Following a big expansion programme, AMMC should generate Ebitda of about $1.36 billion, Morgan Stanley reckons. So, a one-third stake, valued at perhaps five times Ebitda , would go for about $2.25 billion. That, plus some smaller disposals and financial tweaks using hybrid bonds and subsidiary financing, could be enough to keep Moody’s at bay.

An iron ore sale would represent a small strategic reversal. Arcelor says having an in-house supply of its main raw material brings extra growth and helps counter volatile raw material costs. But this deal would reduce Arcelor’s self-sufficiency, since any new investor would probably claim a share of production. It could also slow decision-making over AMMC. Still, a partner would presumably reduce the financial strain of funding future expansion, and Arcelor’s over-arching plan - churn out more iron ore - remains intact.

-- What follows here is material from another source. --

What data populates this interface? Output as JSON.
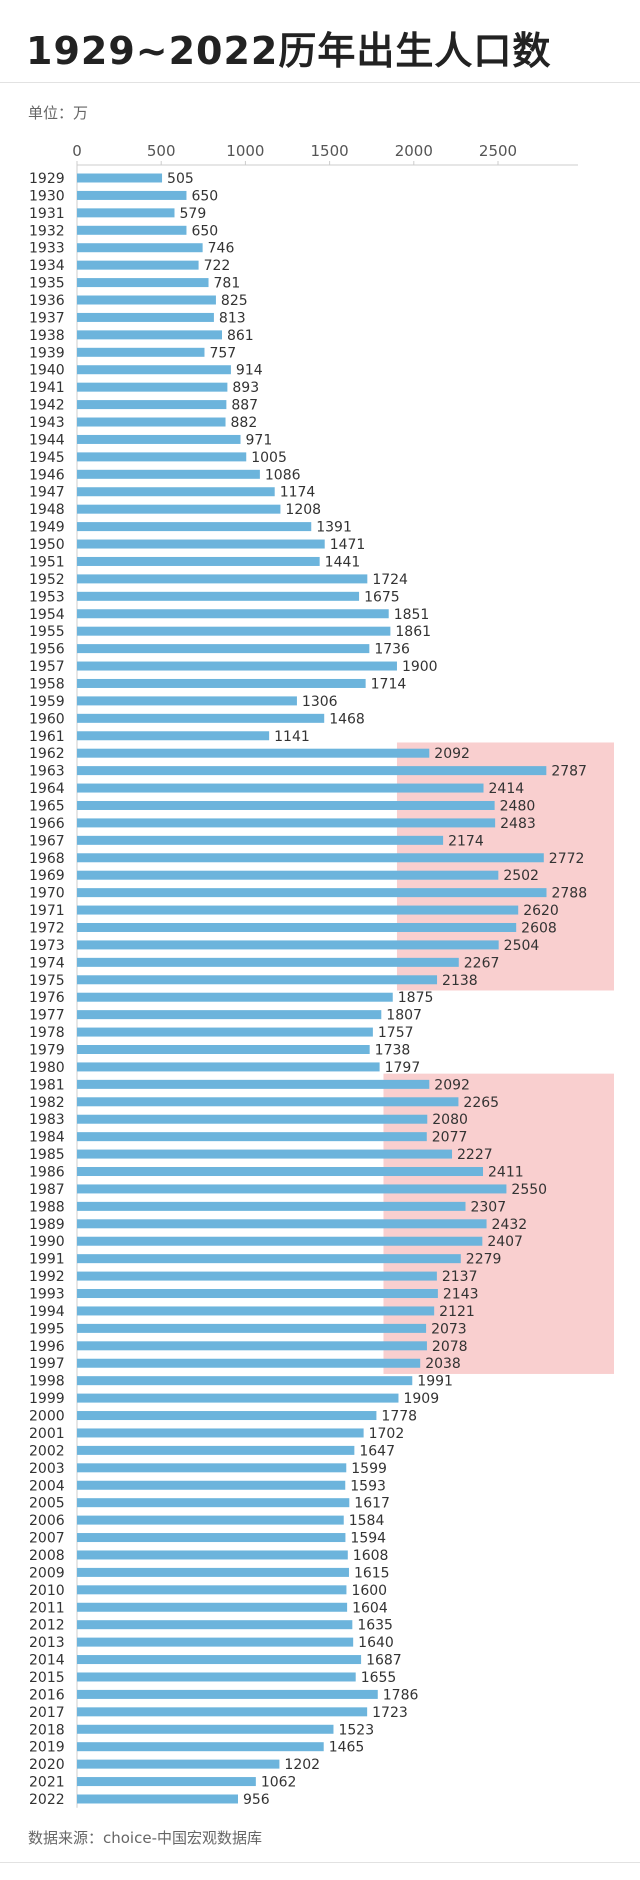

All told, then, this may be a clumsy workaround. But the main alternative, a rights issue, looks nastier. In general, cash calls are out of favour with equity investors. The controlling Mittal family would probably rather not relive the 2009 capital-raising, which diluted their holding slightly to 41 per cent. And, compared to historical valuation multiples, Arcelor shares already look cheap, even before any rights issue discount.